Monday, January 25th 2016
AMD Demoes Dual "Fiji" Based Desktops at VRLA, Super Compact
At the Virtual Reality Los Angeles (VRLA) event, AMD along with a few gaming PC manufacturers demonstrated their desktop builds featuring the company's upcoming dual-GPU graphics card driven by a pair of "Fiji" GPUs. Among the desktops demoed include a prototype Falcon Northwest Tiki compact gaming desktop with a dual-Fiji graphics card, and HTC Vive HMD. Falcon Northwest commented that the dual-GPU "Fiji" graphics card is small enough to squeeze into its 4-inch thick Tiki, indicating that the card will be super-compact. AMD is expected to launch the dual-GPU "Fiji" graphics card some time in Q2 2016.
Source:
WCCFTech
32 Comments on AMD Demoes Dual "Fiji" Based Desktops at VRLA, Super Compact
Yea it's strange the RTG has sat on this, but I think they don't want to have it perceived as much or at all as a "Gaming" part, and waiting to showcase its use for V-R like they have here. It will come to market and have some staying power for the V-R segment, and why they haven't named it, waiting to see exactly what and how V-R really takes off, and then release it for that burgeoning space with some new (non-Fury) naming.

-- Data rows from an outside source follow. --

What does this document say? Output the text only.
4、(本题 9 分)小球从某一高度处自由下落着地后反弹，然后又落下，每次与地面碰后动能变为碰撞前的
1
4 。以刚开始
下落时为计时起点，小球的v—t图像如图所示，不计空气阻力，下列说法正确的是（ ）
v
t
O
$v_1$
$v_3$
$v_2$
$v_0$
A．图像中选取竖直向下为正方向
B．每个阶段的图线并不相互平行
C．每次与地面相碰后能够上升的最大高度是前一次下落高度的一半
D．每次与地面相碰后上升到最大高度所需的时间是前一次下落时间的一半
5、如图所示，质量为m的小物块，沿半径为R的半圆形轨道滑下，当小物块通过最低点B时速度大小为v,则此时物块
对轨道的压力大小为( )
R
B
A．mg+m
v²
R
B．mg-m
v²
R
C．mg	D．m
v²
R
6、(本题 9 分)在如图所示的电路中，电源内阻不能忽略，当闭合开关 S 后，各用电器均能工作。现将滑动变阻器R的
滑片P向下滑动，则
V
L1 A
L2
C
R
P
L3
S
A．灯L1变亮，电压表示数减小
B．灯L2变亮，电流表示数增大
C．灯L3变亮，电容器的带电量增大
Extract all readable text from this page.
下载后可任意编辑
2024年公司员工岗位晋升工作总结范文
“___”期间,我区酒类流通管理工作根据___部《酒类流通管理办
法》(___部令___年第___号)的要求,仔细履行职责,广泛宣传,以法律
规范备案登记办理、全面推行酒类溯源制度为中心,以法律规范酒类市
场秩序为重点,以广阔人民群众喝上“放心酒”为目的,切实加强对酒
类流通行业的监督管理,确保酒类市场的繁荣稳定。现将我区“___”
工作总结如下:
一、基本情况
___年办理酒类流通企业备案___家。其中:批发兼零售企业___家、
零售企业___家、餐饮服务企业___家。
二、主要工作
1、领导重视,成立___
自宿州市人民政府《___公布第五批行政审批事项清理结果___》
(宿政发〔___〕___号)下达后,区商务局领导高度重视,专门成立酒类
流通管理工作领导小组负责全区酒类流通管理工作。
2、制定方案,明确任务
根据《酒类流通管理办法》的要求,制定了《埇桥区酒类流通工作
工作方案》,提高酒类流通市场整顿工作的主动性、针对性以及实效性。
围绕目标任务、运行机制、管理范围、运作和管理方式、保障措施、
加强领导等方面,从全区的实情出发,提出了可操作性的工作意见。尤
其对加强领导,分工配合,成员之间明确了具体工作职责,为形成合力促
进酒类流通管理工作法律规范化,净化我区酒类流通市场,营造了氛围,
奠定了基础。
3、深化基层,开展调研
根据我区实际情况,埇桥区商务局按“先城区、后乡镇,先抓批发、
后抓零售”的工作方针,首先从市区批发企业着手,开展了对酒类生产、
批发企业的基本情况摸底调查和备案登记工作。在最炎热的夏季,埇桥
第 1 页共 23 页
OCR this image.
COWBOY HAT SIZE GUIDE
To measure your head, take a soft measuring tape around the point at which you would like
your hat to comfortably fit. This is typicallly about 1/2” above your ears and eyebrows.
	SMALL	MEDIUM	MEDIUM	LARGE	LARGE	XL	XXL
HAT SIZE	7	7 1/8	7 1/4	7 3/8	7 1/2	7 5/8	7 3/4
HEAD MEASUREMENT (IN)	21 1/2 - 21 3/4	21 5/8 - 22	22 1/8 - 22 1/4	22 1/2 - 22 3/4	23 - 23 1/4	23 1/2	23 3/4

It appears to have a traditional blower cooler, so between that and I don't see that Falcon chassis having room for two FuryX pump/thermal solutions with say even a single larger radiator. It has me thinking it's using two Nano type thermal chamber coolers with the single blower, while both Fuji's are clocked down to Nano speed (or less). All RTG is targeting is to provide a great V-R experience, might seem counter-intuitive to the gaming crowd looking at monitors, but probably drives the dual images for V-R very smoothly.
12 TFLOP of single point precision works out to be clock speed of 732MHz
732 * (2 * 4096) * 2 ops/clock = 12TF
Given that AMD tend to use best case numbers (i.e. max clock) for their calculations, it is probably safe to assume that the dual Fiji card wouldn't stack up particularly well against Crossfired FuryX/Nano/Fury - so excepting a niche smaller solution for the GPU-card, it doesn't really fit into the usual dual-GPU paradigm of halo performance equating to double that of the highest performing single GPU.
I haven't expected this dual Fiji GPU card to be as fast as two Nano much less two Fury X but we'll see.
Now that the Nano has been reduced to around $500 it would be pretty cool to see the dual Fiji MSRP at under $1,000. Probably wishful thinking on my part though.